Und dennoch regt sich mein Egoismus immer mehr, der sagt: Bleib doch bitte hier! Ich bin noch recht neu in dieser Gegend und kenne mich noch nicht so aus. Deine Erfahrungen sind so wertvoll für mich.

Wo der Bäcker ist und wo der Metzger hat man mir beim Einzug - eine Parallelstraße weiter, Du weißt schon - gleich gesagt. Die Grundversorgung ist also gesichert. Und auch den Dachdecker kenne ich bereits, der allerdings bei diesen winterlichen Temperaturen eine Weile brauchen wird, um meinen Dachschaden notdürftig auszubessern.

Sachinformationen können einem viele Menschen geben, auch solche, die selbst gar nie in dieser Gegend gelebt haben: Sie schlagen einfach den Stadtführer auf und sagen: Die Straße, in der Sie jetzt leben, zeichnet sich durch diesen besonderen Baustil aus. Und Kinderbetreuung gibt es - laut Stadtplan - da drüben. Aber die Erfahrung, wie es ist, in dieser Stadt zu leben, haben sie nicht gemacht und können nur vom Hörensagen etwas Vages mitteilen.

Du und auch Nikita und viele andere hier - Ihr gehört zu denen, die wissen, was es bedeutet, hier Bürger zu sein. Ihr habt nicht vergessen, wie Ihr Euch am Anfang gefühlt habt, völlig fremd in dieser neuen Umgebung (es ist tröstlich für neu Hinzugezogene davon reden zu hören). Ihr wißt auch, wie lang die dunklen Winter hier sein können (alle, die aus den mittleren Breitengraden hier heraufgezogen sind, haben damit zu kämpfen und schöpfen Mut aus Euren Worten, denn Ihr wißt, was jetzt guttut).

Nicht zuletzt verhindert Ihr hier in dieser Stadt vielleicht sogar eine Massenhysterie, denn was würde wohl passieren, wenn nur Neulinge hier zusammenwohnten? Alle würden herumirren und sich gegenseitig verunsichern. Nach und nach würden alle zu glauben beginnen, daß dieser Winter nie ein Ende nimmt. Nicht auszudenken!

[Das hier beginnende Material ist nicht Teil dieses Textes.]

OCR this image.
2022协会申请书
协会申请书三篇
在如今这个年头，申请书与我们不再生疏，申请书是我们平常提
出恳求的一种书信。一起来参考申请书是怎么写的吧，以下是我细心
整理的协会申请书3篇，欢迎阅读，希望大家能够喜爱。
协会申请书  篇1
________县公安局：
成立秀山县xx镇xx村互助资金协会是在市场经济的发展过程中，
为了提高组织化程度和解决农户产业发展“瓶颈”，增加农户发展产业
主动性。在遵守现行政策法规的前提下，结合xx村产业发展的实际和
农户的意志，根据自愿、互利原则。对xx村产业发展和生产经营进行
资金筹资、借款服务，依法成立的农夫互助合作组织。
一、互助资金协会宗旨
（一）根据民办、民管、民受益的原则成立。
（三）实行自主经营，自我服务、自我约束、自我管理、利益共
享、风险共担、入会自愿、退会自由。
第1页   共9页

Was mir aber persönlich an Euren Erfahrungen ganz ganz wichtig erscheint, ist dies: Nicht nur zu hören, daß der Frühling wiederkehrt, sondern auch, wie anders er ist als in der Heimatgegend.

Und daß der Überfall zwar vorbei ist, die Polizei da war und alles geregelt hat, aber die Angst vor dem Räuber noch nicht verschwunden ist. Wird er wiederkommen? Vielleicht bricht er aus dem Gefängnis aus (diese Einrichtungen scheinen hier nicht sehr sicher zu sein)? Und so gut es ist zu wissen, daß die Polizei regelmäßig ums Haus patroulliert: zwischendurch bleibt man mit der Angst allein.

Und da eben ist es gut, sich mit den Nachbarn austauschen zu können. Aber ich drehe mich im Kreise mit diesen Überlegungen...

Ich könnte auch gut verstehen, wenn Du nicht Dein ganzes Leben hier an diesem Ort verbringen wolltest. Wie gesagt, es ist der Egoismus, der mich wünschen läßt, die rosa Rose solle in Sibirien blühen.

Liebe Leena, ich hoffe, ich habe Dich mit diesem Besuch nicht überfallen! Darf ich bei Gelegenheit wieder bei Dir hereinschauen?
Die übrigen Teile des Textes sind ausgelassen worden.